Three more soldiers were killed clashes with militants in east Mosul, while security forces shot dead five would-be suicide bombers in the Hamam al-Alil area, south of the city.

And two suicide bombers blew up vehicles in Al-Muwaffaqiyah, a village east of Mosul that is populated by members of the minority Shabak community, killing four people and wounding 45, police and medical officials said.

Iraq's 30,000 Shabaks largely follow a blend of Shiite Islam and local beliefs viewed as heretical by Sunni extremists, and have been periodically targeted in attacks.

Violence elsewhere in Iraq killed at least nine more people, security and medical sources said.

In Baquba, north of Baghdad, shelling and a car bomb killed a total of four people and wounded six, while shelling in the Saba al-Bur area, also north of the capital, killed at least five people and wounded at least 14.

The violence came a day after militants launched a major attack on the city of Samarra, north of Baghdad, occupying multiple neighbourhoods.

Soldiers, police and tribal fighters backed by helicopters eventually regained control, a senior army officer said, but only after heavy fighting that officials said killed 12 police and dozens of militants.

Prime Minister Nuri al-Maliki said in a statement on Friday that the Samarra assault was aimed at the Al-Askari Shiite shrine in the centre of the city, terming it "another failed attempt to provoke sectarian strife."

The areas occupied by militants were however located in eastern Samarra, and they would have had to advance significantly farther to threaten the shrine, which was bombed by extremists in 2006, setting off a bloody Sunni-Shiite sectarian conflict.

The allegation itself that the revered shrine was the target has the potential to increase the already-significant sectarian tensions plaguing the country.

Anbar crisis displaces nearly 480,000

On Friday, spokesman Adrian Edwards said the UN refugee agency believes "close to 480,000" people have fled their homes in Anbar province, west of Baghdad, where security forces and anti-government fighters have battled for control for over five months.

They join some 1.1 million others displaced during past years of violence in Iraq.

The crisis in Anbar, which shares a long border with civil war-hit Syria, erupted in late December when security forces dismantled a longstanding Sunni Arab protest camp near provincial capital Ramadi.

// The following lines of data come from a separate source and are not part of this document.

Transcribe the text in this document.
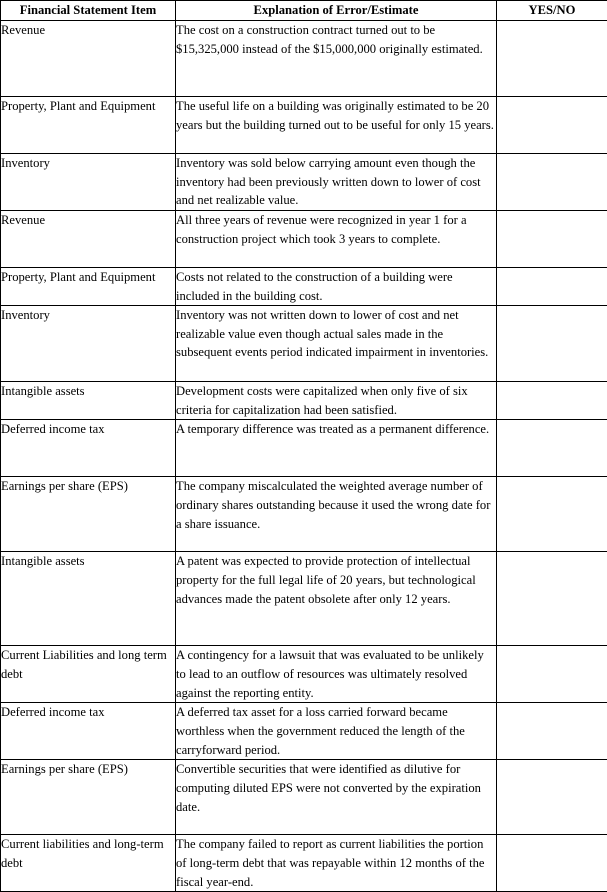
Financial Statement Item	Explanation of Error/Estimate	YES/NO
Revenue	The cost on a construction contract turned out to be $15,325,000 instead of the $15,000,000 originally estimated.	
Property, Plant and Equipment	The useful life on a building was originally estimated to be 20 years but the building turned out to be useful for only 15 years.	
Inventory	Inventory was sold below carrying amount even though the inventory had been previously written down to lower of cost and net realizable value.	
Revenue	All three years of revenue were recognized in year 1 for a construction project which took 3 years to complete.	
Property, Plant and Equipment	Costs not related to the construction of a building were included in the building cost.	
Inventory	Inventory was not written down to lower of cost and net realizable value even though actual sales made in the subsequent events period indicated impairment in inventories.	
Intangible assets	Development costs were capitalized when only five of six criteria for capitalization had been satisfied.	
Deferred income tax	A temporary difference was treated as a permanent difference.	
Earnings per share (EPS)	The company miscalculated the weighted average number of ordinary shares outstanding because it used the wrong date for a share issuance.	
Intangible assets	A patent was expected to provide protection of intellectual property for the full legal life of 20 years, but technological advances made the patent obsolete after only 12 years.	
Current Liabilities and long term debt	A contingency for a lawsuit that was evaluated to be unlikely to lead to an outflow of resources was ultimately resolved against the reporting entity.	
Deferred income tax	A deferred tax asset for a loss carried forward became worthless when the government reduced the length of the carryforward period.	
Earnings per share (EPS)	Convertible securities that were identified as dilutive for computing diluted EPS were not converted by the expiration date.	
Current liabilities and long-term debt	The company failed to report as current liabilities the portion of long-term debt that was repayable within 12 months of the fiscal year-end.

Anti-government fighters subsequently seized all of the city of Fallujah, just a short drive from Baghdad, and parts of Ramadi.

Despite months of clashes, shelling and missile strikes, no resolution is in sight.

Violence is running at its highest levels since 2006-2007, when tens of thousands were killed in sectarian conflict between Iraq's Shiite majority and Sunni Arab minority.

More than 900 people were killed last month, according to figures separately compiled by the United Nations and the government.

So far this year, more than 4,300 people have been killed, according to AFP figures.

Officials blame external factors for the rise in bloodshed, particularly the Syrian conflict, but analysts say widespread Sunni Arab anger with the Shiite-led government has also been a major factor.